A ripe target for reform is the sugar program, which protects sugar growers and inflates domestic sugar to twice the world price. This racket costs U.S. families about $2 billion annually, hitting them whenever they buy chocolates, breakfast cereal and the like.

When the Republicans controlled Congress, they shied away from sugar reform, yielding to the power of the sugar growers’ lobby. The Democrats can show that they are different. By reforming sugar policies, they could cut food costs for families and end unfair benefits for a small group of wealthy sugar barons.

The sugar program is essentially a producer cartel run out of Washington. The Agriculture Department operates a complex loan program to guarantee sugar growers certain prices, which it enforces with import barriers and domestic production controls.

The import barriers prevent cheaper foreign sugar from putting downward pressure on domestic prices. Current rules restrict sugar imports to about 15% of the American market. By contrast, when rules were looser prior to the 1980s, sugar imports accounted for half the U.S. market.

In the domestic market, the Agriculture Department decides what total sugar production ought to be and allots 54% of production to beet sugar and 46% to cane sugar. The department then allots each sugar company a specific production quota. According to the Government Accountability Office, 42% of sugar program benefits go to just 1% of sugar growers.

Most sugar beet production is in Minnesota, Idaho, North Dakota, Michigan and California. Most sugarcane production is in Florida and Louisiana. Not surprisingly, policymakers from those states usually block sugar reform. Nonetheless, policymakers from Illinois and other such states, which have food companies damaged by high sugar prices, are challenging the current program.

High sugar prices harm manufacturers of candies, chocolates and breakfast cereal. A 2006 study by the Commerce Department found that for each sugar industry job saved by the sugar program, nearly three food manufacturing jobs are lost.
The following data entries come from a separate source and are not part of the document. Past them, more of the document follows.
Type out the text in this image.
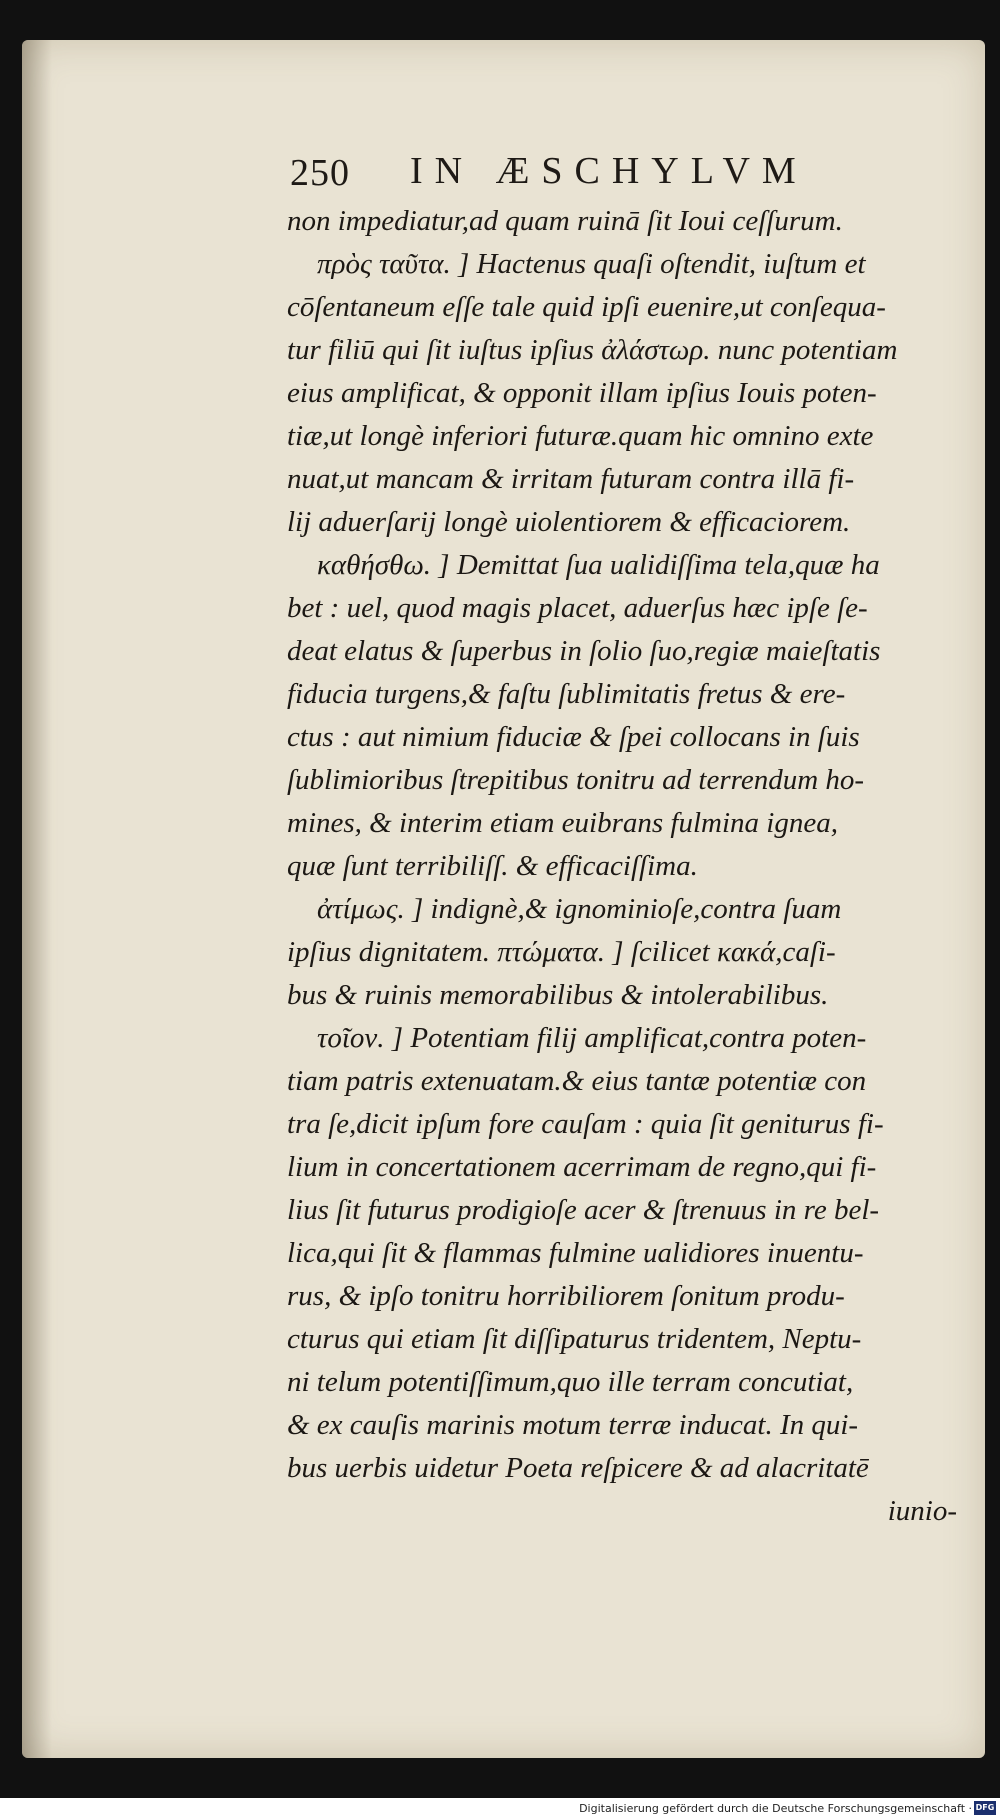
250 IN ÆSCHYLVM
non impediatur,ad quam ruinā ſit Ioui ceſſurum.
πρὸς ταῦτα. ] Hactenus quaſi oſtendit, iuſtum et
cōſentaneum eſſe tale quid ipſi euenire,ut conſequa-
tur filiū qui ſit iuſtus ipſius ἀλάστωρ. nunc potentiam
eius amplificat, & opponit illam ipſius Iouis poten-
tiæ,ut longè inferiori futuræ.quam hic omnino exte
nuat,ut mancam & irritam futuram contra illā fi-
lij aduerſarij longè uiolentiorem & efficaciorem.
καθήσθω. ] Demittat ſua ualidiſſima tela,quæ ha
bet : uel, quod magis placet, aduerſus hæc ipſe ſe-
deat elatus & ſuperbus in ſolio ſuo,regiæ maieſtatis
fiducia turgens,& faſtu ſublimitatis fretus & ere-
ctus : aut nimium fiduciæ & ſpei collocans in ſuis
ſublimioribus ſtrepitibus tonitru ad terrendum ho-
mines, & interim etiam euibrans fulmina ignea,
quæ ſunt terribiliſſ. & efficaciſſima.
ἀτίμως. ] indignè,& ignominioſe,contra ſuam
ipſius dignitatem. πτώματα. ] ſcilicet κακά,caſi-
bus & ruinis memorabilibus & intolerabilibus.
τοῖον. ] Potentiam filij amplificat,contra poten-
tiam patris extenuatam.& eius tantæ potentiæ con
tra ſe,dicit ipſum fore cauſam : quia ſit geniturus fi-
lium in concertationem acerrimam de regno,qui fi-
lius ſit futurus prodigioſe acer & ſtrenuus in re bel-
lica,qui ſit & flammas fulmine ualidiores inuentu-
rus, & ipſo tonitru horribiliorem ſonitum produ-
cturus qui etiam ſit diſſipaturus tridentem, Neptu-
ni telum potentiſſimum,quo ille terram concutiat,
& ex cauſis marinis motum terræ inducat. In qui-
bus uerbis uidetur Poeta reſpicere & ad alacritatē
iunio-
Digitalisierung gefördert durch die Deutsche Forschungsgemeinschaft · DFG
The study found that:

  • Employment in food companies that use substantial amounts of sugar is declining. Imports of food products that contain sugar are growing because it is not competitive to make those products in the U.S.
  • Numerous companies have relocated to Canada and Mexico, where sugar prices are much lower.
  • Chicago, once the nation’s candy manufacturing capital, has lost thousands of jobs. In 2004, candy maker Fannie May closed its Chicago factory and Brach’s moved its Chicago candy production to Mexico.
  • Michigan took a hit in 2002, when Kraft moved its 600–worker LifeSavers factory to Canada in search of low–cost sugar.
  • Hershey Foods closed plants in Pennsylvania, Colorado and California and relocated them to Canada as well.

The sugar program also causes environmental damage. Large areas of the Florida Everglades have been converted to cane sugar production as a result of sugar protection. That has caused damage from the related land drainage, runoff of chemical fertilizers, and the destruction of natural habitat.
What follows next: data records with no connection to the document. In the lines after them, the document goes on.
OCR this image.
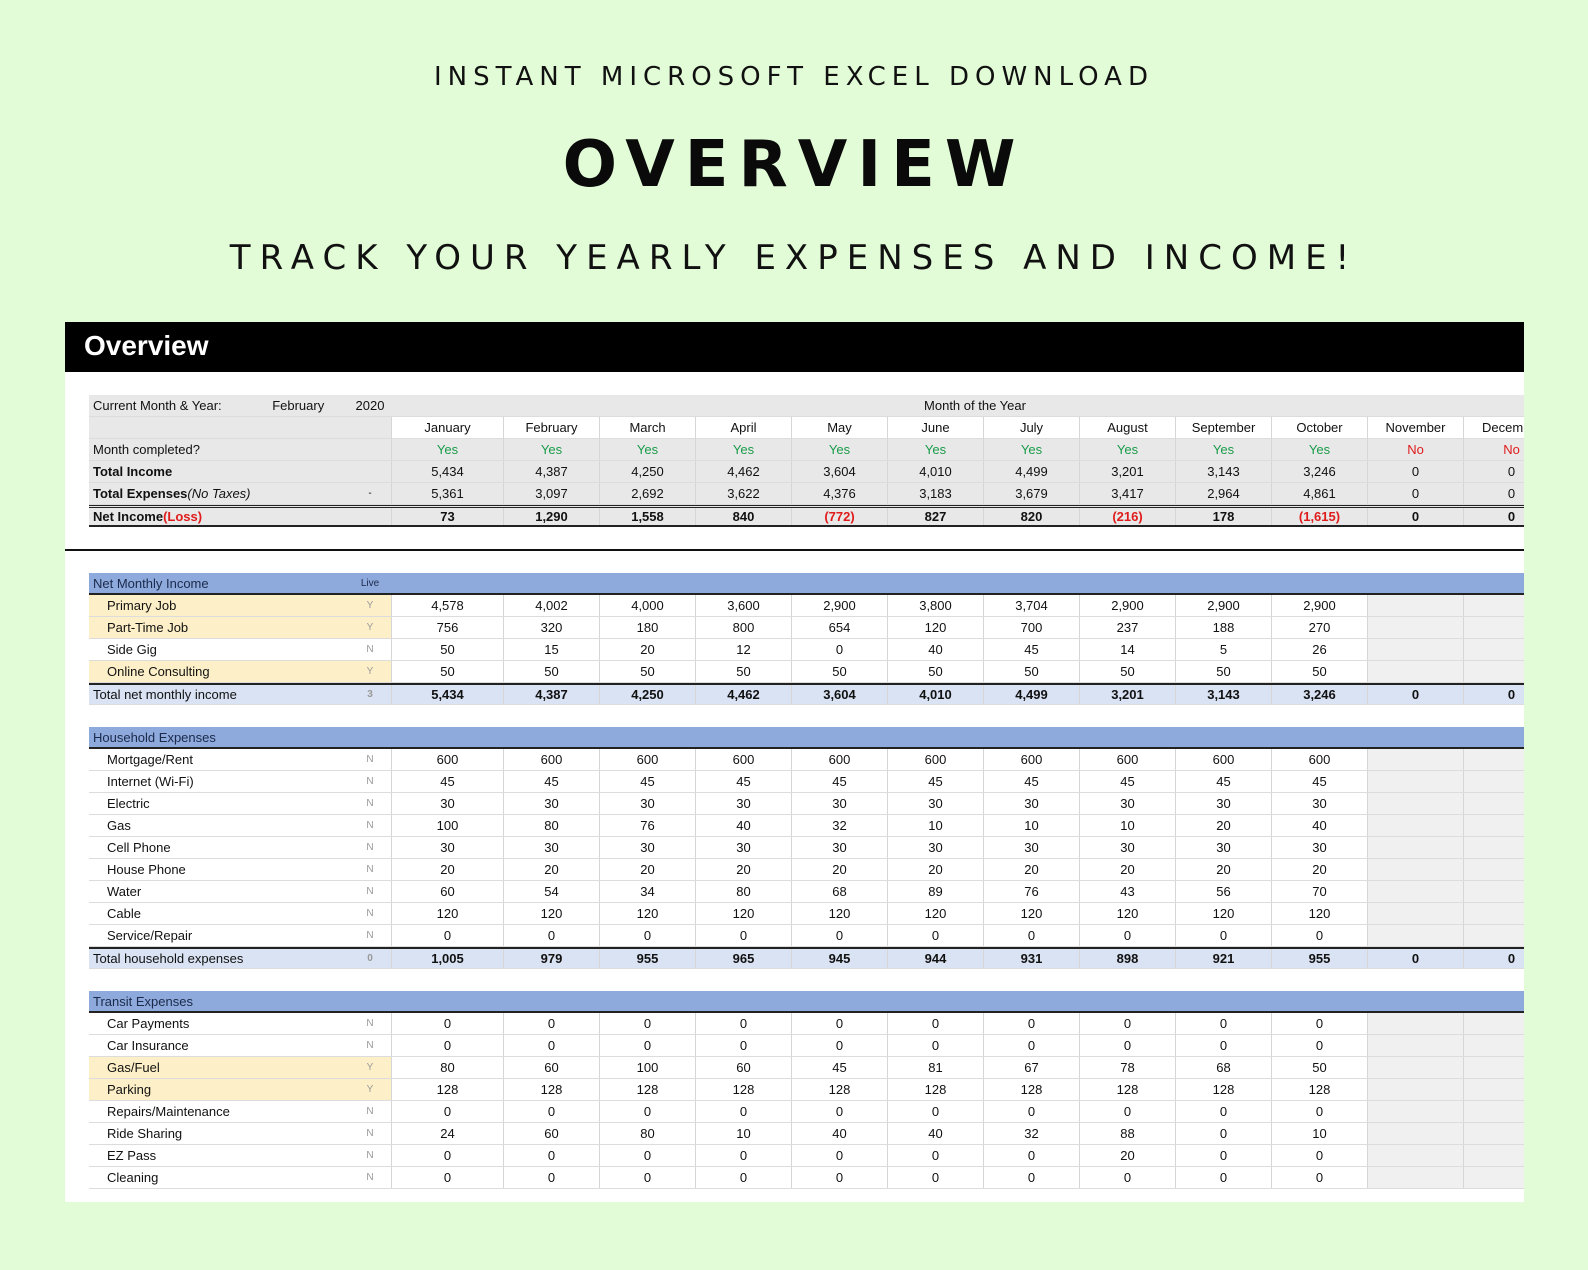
INSTANT MICROSOFT EXCEL DOWNLOAD
OVERVIEW
TRACK YOUR YEARLY EXPENSES AND INCOME!
Overview
Current Month & Year:	February	2020	Month of the Year
January	February	March	April	May	June	July	August	September	October	November	Decem
Month completed?	Yes	Yes	Yes	Yes	Yes	Yes	Yes	Yes	Yes	Yes	No	No
Total Income	5,434	4,387	4,250	4,462	3,604	4,010	4,499	3,201	3,143	3,246	0	0
Total Expenses (No Taxes)	-	5,361	3,097	2,692	3,622	4,376	3,183	3,679	3,417	2,964	4,861	0	0
Net Income (Loss)	73	1,290	1,558	840	(772)	827	820	(216)	178	(1,615)	0	0
Net Monthly Income	Live
Primary Job	Y	4,578	4,002	4,000	3,600	2,900	3,800	3,704	2,900	2,900	2,900
Part-Time Job	Y	756	320	180	800	654	120	700	237	188	270
Side Gig	N	50	15	20	12	0	40	45	14	5	26
Online Consulting	Y	50	50	50	50	50	50	50	50	50	50
Total net monthly income	3	5,434	4,387	4,250	4,462	3,604	4,010	4,499	3,201	3,143	3,246	0	0
Household Expenses
Mortgage/Rent	N	600	600	600	600	600	600	600	600	600	600
Internet (Wi-Fi)	N	45	45	45	45	45	45	45	45	45	45
Electric	N	30	30	30	30	30	30	30	30	30	30
Gas	N	100	80	76	40	32	10	10	10	20	40
Cell Phone	N	30	30	30	30	30	30	30	30	30	30
House Phone	N	20	20	20	20	20	20	20	20	20	20
Water	N	60	54	34	80	68	89	76	43	56	70
Cable	N	120	120	120	120	120	120	120	120	120	120
Service/Repair	N	0	0	0	0	0	0	0	0	0	0
Total household expenses	0	1,005	979	955	965	945	944	931	898	921	955	0	0
Transit Expenses
Car Payments	N	0	0	0	0	0	0	0	0	0	0
Car Insurance	N	0	0	0	0	0	0	0	0	0	0
Gas/Fuel	Y	80	60	100	60	45	81	67	78	68	50
Parking	Y	128	128	128	128	128	128	128	128	128	128
Repairs/Maintenance	N	0	0	0	0	0	0	0	0	0	0
Ride Sharing	N	24	60	80	10	40	40	32	88	0	10
EZ Pass	N	0	0	0	0	0	0	0	20	0	0
Cleaning	N	0	0	0	0	0	0	0	0	0	0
With all the negative effects of the sugar program, why does it survive? Because Congress often puts the interests of the favored few ahead of the general public good. In this case, sugar growers are well–organized and they protect the program by providing large campaign support to presidents, governors and many members of Congress.

But the sugar lobby is beatable. The Bush administration proposed minor reform to sugar policies this year, and a bipartisan group of more than 100 House members led by Jeff Flake, R–Ariz., is demanding fundamental reform.

Also, under rules of the North American Free Trade Agreement, the sugar trade with Mexico will be opened in 2008, which should add to the pressure for reform.

In winning the House last year, Democrats portrayed themselves as reformers willing to take on special interests for the benefit of average families. Now they have a chance to prove it by abolishing the sugar program.